That's right-- because of the way that energy is distributed within the orbitals, there isn't a constant progression of orbital filling. The pattern seems random, but there is an underlying order to it.
The principle quantum number (the first number you read) tells what
shell the orbital lies in, i.e., how far away from the nucleus it is. In general, the larger the number, the more energy in the shell.

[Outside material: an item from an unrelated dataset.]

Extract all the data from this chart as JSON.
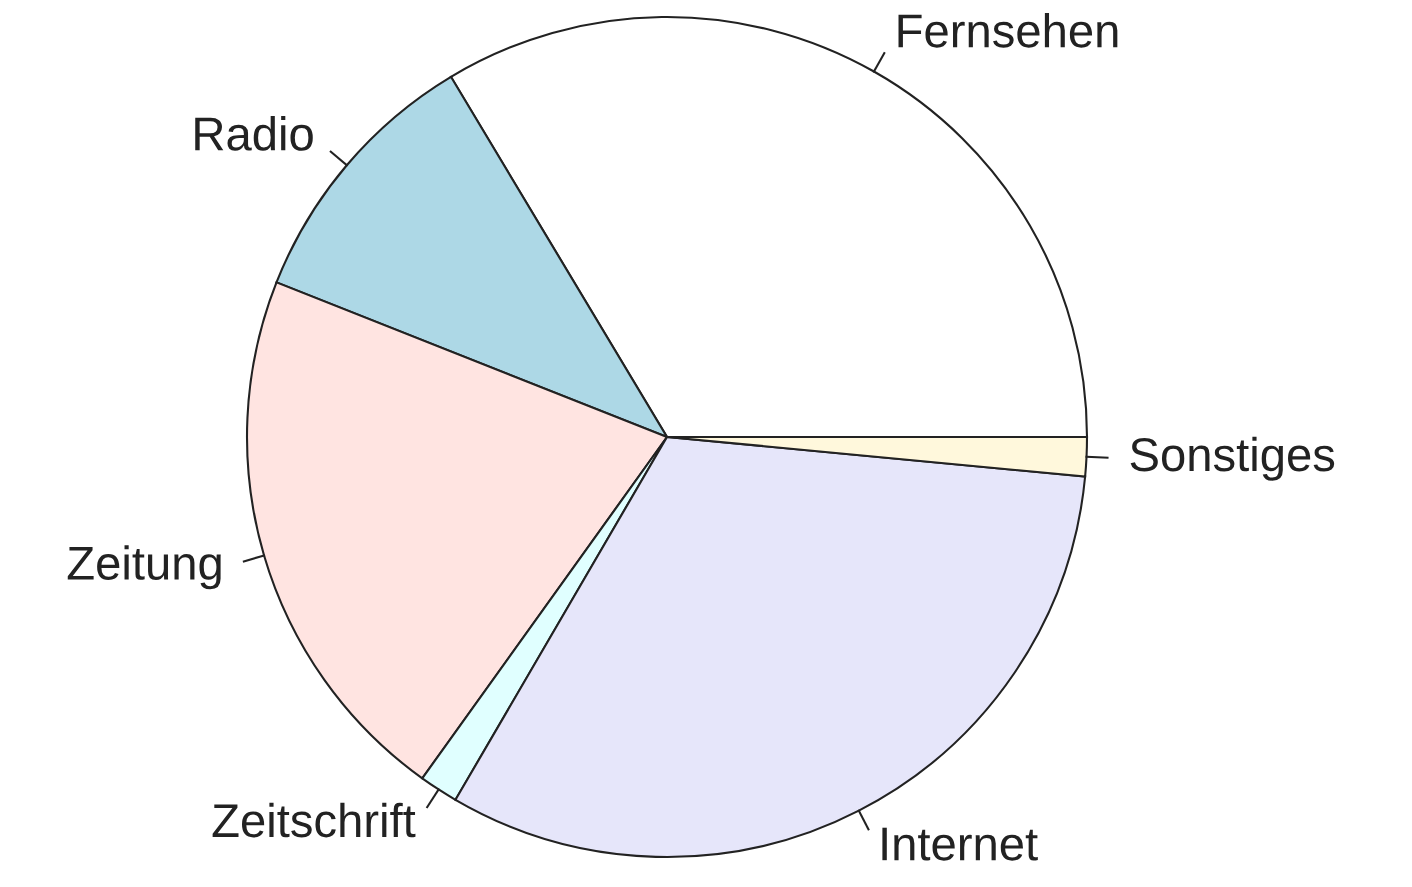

Each shell, however, contains several different
orbitals. The energy of a given orbital depends on its shape. There are four different orbital shapes. The
s orbital is simply a sphere. This is the lowest energy state for any given shell. The
p orbitals are shaped somewhat like 3 barbells at right angles to each other and are more energetic than the s orbital of the same shell.
Next comes the
d orbital. This is where things start to get intersesting. Beginning with orbital 3d, the d orbitals have so much energy inherent in their shape that they actualy have
more energy than the lowest orbital of the shell above them. An atom always tries to be in the lowest possible energy state, so once its 3p orbital is full, it opts to begin filling the 4s orbital instead of moving on to the more energetic 3d configuration. A similar thing happens after the 5s orbital is filled, where, because of the need for a lower energy state, the atom moves to the 4d instead of the 5p orbital you would expect.
These energy discrepancies between shells become more and more pronounced as you move up the list of elements, as can be seen in the list I posted above.
The d and
f orbitals have very complex shapes, and are best seen in
graphical form.
I hope this helps,
--Rabk